The situation is like this: our minds are an ecology of memes (replicable patterns of human action), some of them good, some bad (under any given definition of good/bad). If your aim is (broadly speaking) human flourishing, then the memes we reproduce amongst ourselves fall out as good/bad in relation to that. The proposition is that religious and ideological memes are bad; the good ones, the ones that guard us against religion and ideology, are the cluster of memes around reason, logic, evidence-based argument (also moral courage - e.g. not being afraid to lose friends for saying something that goes against your “tribe”'s views), etc. If you find this description more or less reasonable, then you should understand that there’s no reason for you to make toy false equivalences between me and ideologues, because we’re all in the same boat.

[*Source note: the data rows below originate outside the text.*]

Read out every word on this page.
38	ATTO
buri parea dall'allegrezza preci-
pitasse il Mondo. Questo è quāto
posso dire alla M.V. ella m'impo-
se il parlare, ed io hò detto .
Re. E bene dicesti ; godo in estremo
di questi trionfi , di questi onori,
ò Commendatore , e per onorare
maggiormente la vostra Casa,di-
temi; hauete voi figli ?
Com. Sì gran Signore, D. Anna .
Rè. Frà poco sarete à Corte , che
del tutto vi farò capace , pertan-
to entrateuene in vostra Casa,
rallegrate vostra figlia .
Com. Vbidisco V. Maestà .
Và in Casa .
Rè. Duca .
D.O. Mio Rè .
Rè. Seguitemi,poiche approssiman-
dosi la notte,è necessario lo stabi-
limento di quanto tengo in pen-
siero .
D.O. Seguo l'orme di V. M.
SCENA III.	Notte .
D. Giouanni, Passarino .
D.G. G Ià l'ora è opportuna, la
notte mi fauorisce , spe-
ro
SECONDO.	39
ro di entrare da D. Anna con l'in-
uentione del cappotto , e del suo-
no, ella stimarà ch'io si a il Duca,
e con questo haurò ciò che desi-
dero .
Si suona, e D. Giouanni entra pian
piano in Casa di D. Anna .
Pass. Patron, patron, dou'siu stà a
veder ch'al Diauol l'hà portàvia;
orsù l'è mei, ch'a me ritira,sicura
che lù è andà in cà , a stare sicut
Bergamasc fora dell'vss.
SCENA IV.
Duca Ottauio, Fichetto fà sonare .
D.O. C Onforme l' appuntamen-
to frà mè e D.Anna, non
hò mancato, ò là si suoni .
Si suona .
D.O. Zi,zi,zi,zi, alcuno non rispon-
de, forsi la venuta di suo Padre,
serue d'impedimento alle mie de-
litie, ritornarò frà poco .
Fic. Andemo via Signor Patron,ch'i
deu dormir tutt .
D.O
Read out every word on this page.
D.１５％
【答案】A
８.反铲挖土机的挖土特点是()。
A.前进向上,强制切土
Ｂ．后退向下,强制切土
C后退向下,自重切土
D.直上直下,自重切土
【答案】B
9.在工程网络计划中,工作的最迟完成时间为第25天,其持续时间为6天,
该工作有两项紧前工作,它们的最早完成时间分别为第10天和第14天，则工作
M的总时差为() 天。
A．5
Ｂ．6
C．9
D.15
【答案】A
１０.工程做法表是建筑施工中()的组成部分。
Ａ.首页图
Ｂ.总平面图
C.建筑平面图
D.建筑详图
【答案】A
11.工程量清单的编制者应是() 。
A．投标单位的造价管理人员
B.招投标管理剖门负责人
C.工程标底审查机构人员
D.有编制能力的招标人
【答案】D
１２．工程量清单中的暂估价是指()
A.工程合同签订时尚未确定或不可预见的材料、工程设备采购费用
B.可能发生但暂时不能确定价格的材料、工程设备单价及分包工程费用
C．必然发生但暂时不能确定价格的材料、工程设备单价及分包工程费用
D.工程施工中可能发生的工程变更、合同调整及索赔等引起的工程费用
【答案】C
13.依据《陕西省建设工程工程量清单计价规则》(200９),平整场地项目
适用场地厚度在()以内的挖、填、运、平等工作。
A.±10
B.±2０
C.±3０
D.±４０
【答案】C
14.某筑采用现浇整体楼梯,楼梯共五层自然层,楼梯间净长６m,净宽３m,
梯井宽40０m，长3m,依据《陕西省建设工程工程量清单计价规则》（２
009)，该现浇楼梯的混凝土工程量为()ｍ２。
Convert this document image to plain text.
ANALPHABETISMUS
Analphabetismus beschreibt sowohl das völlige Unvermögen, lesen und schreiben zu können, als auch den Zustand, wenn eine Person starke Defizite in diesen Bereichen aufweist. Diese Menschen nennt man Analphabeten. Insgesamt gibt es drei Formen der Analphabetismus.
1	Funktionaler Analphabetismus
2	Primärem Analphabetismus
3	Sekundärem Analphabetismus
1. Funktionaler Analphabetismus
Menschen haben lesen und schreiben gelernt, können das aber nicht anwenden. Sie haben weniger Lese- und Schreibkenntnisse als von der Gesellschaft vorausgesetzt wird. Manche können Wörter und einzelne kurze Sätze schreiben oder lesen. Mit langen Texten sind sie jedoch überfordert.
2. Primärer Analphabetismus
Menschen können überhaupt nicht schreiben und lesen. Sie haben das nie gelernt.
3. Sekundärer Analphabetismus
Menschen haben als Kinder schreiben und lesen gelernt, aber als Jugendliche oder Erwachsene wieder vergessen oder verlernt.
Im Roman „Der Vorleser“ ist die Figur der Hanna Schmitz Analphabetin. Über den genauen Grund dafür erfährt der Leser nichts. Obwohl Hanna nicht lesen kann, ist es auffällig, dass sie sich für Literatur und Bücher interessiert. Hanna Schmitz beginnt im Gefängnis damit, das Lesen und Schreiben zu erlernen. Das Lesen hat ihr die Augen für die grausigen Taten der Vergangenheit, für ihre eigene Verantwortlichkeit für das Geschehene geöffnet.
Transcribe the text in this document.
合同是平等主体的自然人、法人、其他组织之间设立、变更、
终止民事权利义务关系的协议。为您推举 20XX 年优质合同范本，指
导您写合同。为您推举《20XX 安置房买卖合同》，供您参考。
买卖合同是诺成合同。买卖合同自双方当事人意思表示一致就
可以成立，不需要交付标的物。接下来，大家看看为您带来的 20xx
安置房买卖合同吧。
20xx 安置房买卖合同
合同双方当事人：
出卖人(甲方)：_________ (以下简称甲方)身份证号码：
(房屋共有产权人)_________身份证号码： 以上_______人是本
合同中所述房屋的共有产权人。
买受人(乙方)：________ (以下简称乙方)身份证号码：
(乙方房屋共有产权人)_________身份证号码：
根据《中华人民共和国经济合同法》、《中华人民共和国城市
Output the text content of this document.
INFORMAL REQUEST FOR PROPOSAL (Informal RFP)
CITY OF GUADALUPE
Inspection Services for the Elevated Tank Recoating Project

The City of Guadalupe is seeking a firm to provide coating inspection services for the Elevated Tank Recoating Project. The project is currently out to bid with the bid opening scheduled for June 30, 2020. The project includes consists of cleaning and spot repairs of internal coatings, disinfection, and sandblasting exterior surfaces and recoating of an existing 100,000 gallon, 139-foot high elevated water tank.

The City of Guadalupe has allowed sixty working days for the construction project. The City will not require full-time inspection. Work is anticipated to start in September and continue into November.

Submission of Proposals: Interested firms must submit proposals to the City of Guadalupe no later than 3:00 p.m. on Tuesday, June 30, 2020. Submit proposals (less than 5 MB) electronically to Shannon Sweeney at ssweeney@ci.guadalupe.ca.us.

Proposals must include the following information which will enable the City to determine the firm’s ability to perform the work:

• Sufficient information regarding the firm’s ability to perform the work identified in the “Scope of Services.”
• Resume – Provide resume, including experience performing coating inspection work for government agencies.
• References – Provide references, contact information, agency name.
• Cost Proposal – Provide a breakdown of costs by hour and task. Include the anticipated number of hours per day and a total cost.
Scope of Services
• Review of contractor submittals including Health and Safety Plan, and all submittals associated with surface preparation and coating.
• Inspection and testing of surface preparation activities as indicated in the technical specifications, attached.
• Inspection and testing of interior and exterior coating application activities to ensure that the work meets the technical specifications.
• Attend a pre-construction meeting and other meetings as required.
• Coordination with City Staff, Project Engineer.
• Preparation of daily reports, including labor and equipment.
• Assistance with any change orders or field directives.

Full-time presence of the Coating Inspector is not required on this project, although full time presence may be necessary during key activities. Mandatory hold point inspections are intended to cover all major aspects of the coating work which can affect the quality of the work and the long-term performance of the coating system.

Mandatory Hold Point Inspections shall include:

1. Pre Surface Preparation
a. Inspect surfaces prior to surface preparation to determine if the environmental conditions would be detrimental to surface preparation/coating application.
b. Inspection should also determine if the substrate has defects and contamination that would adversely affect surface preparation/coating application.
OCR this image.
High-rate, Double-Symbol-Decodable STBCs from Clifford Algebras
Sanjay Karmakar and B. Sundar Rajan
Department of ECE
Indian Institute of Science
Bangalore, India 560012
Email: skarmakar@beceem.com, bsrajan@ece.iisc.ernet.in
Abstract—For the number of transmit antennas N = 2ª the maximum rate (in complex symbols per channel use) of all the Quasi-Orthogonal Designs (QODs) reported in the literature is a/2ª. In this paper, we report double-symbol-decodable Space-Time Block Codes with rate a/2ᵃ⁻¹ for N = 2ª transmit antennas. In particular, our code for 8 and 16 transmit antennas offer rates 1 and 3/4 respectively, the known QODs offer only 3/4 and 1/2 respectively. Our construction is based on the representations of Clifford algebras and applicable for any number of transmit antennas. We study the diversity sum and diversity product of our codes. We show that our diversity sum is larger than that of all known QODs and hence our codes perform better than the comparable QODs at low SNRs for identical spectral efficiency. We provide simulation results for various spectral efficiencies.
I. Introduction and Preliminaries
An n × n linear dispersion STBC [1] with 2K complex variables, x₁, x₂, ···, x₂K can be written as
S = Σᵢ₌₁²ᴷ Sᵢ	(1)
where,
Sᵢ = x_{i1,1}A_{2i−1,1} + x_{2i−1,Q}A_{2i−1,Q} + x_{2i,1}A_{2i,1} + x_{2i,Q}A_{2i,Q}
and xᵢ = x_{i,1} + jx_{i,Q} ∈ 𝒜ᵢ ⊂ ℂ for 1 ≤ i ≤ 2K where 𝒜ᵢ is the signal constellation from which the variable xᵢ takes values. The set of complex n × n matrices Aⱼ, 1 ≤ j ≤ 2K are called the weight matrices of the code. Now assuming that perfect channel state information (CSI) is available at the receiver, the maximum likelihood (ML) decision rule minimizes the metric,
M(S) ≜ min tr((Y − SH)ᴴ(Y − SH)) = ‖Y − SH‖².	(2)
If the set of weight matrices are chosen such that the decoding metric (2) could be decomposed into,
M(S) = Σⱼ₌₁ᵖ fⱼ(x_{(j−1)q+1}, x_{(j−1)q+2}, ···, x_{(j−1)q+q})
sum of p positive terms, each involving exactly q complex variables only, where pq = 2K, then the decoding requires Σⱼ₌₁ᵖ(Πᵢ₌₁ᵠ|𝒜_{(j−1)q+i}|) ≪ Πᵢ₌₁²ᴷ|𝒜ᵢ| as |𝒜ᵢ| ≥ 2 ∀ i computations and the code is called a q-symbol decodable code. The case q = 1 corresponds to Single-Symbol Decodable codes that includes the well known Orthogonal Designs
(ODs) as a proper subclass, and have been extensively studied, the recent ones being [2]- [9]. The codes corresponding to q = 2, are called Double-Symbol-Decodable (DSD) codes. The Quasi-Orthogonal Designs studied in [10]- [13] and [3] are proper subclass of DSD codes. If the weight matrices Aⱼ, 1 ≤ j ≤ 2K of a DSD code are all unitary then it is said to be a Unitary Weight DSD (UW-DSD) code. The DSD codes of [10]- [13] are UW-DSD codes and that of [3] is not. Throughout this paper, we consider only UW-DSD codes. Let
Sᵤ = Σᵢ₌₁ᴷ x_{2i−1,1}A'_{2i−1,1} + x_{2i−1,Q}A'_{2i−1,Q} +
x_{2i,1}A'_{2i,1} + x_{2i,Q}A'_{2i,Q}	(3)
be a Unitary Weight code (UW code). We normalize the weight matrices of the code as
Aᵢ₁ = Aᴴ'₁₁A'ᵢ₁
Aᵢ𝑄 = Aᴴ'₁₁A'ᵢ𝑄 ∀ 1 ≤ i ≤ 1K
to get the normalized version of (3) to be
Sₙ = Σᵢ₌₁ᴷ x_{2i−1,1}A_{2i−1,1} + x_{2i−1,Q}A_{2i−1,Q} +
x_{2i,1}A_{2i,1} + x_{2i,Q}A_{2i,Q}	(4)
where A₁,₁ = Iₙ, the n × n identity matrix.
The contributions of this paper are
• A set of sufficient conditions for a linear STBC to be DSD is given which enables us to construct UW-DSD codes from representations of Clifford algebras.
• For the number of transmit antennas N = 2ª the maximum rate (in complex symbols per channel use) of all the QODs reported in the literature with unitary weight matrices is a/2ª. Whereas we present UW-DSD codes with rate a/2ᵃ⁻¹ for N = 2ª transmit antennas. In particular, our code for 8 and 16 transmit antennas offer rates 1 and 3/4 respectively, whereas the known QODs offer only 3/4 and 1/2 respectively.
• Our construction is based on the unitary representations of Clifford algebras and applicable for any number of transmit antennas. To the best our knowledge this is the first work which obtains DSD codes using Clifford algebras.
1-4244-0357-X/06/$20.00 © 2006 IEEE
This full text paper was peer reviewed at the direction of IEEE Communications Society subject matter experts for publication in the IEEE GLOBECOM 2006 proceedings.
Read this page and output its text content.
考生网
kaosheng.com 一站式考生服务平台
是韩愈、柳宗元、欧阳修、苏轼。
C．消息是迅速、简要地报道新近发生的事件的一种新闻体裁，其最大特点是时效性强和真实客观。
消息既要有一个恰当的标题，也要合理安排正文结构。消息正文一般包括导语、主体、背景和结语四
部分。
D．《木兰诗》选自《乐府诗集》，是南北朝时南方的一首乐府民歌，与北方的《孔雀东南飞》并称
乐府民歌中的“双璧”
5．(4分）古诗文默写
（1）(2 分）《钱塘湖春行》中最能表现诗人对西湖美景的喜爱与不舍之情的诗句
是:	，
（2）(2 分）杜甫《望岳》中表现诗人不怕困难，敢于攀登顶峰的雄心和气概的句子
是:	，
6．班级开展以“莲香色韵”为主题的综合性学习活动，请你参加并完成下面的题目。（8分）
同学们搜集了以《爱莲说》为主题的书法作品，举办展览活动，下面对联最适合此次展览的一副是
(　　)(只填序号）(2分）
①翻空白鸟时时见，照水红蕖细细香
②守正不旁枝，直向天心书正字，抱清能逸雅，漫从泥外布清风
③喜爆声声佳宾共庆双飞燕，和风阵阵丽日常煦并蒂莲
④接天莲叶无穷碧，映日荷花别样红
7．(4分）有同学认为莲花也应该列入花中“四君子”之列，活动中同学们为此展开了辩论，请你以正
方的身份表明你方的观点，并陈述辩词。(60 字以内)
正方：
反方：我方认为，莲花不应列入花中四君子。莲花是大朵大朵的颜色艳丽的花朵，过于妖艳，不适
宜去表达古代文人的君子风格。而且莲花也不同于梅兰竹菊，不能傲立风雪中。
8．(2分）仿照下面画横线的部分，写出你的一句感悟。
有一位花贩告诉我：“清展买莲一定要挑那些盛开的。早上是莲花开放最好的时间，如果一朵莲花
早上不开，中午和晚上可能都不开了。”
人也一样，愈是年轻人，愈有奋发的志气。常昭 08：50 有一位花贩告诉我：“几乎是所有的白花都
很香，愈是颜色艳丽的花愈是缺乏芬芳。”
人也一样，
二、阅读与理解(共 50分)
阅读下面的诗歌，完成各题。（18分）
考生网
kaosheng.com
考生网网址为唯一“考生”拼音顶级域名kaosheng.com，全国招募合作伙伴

We are all in the same boat with the ideologues, and you sound exactly like an ideologue. What I hear from you is “my way or nothing”, whereas I am saying “whatever way works best”.
but there is a sense of the concept of “free will” as it’s used in ordinary language (without the philosophical baggage) that’s absolutely functional and viable even in a deterministic universe and it’s not necessary to get rid of it (in fact it would be positively detrimental to try and get rid of it).
I didn’t say there wasn’t a sense of free will, just that there is no scientific evidence we actually have free will. it’s not practical to think we don’t though, and further to assume lack of free will or free thought in a discussion of this sort is counterproductive. Any time you accuse someone of being brain washed they can just fling that right back at you and you have no answer.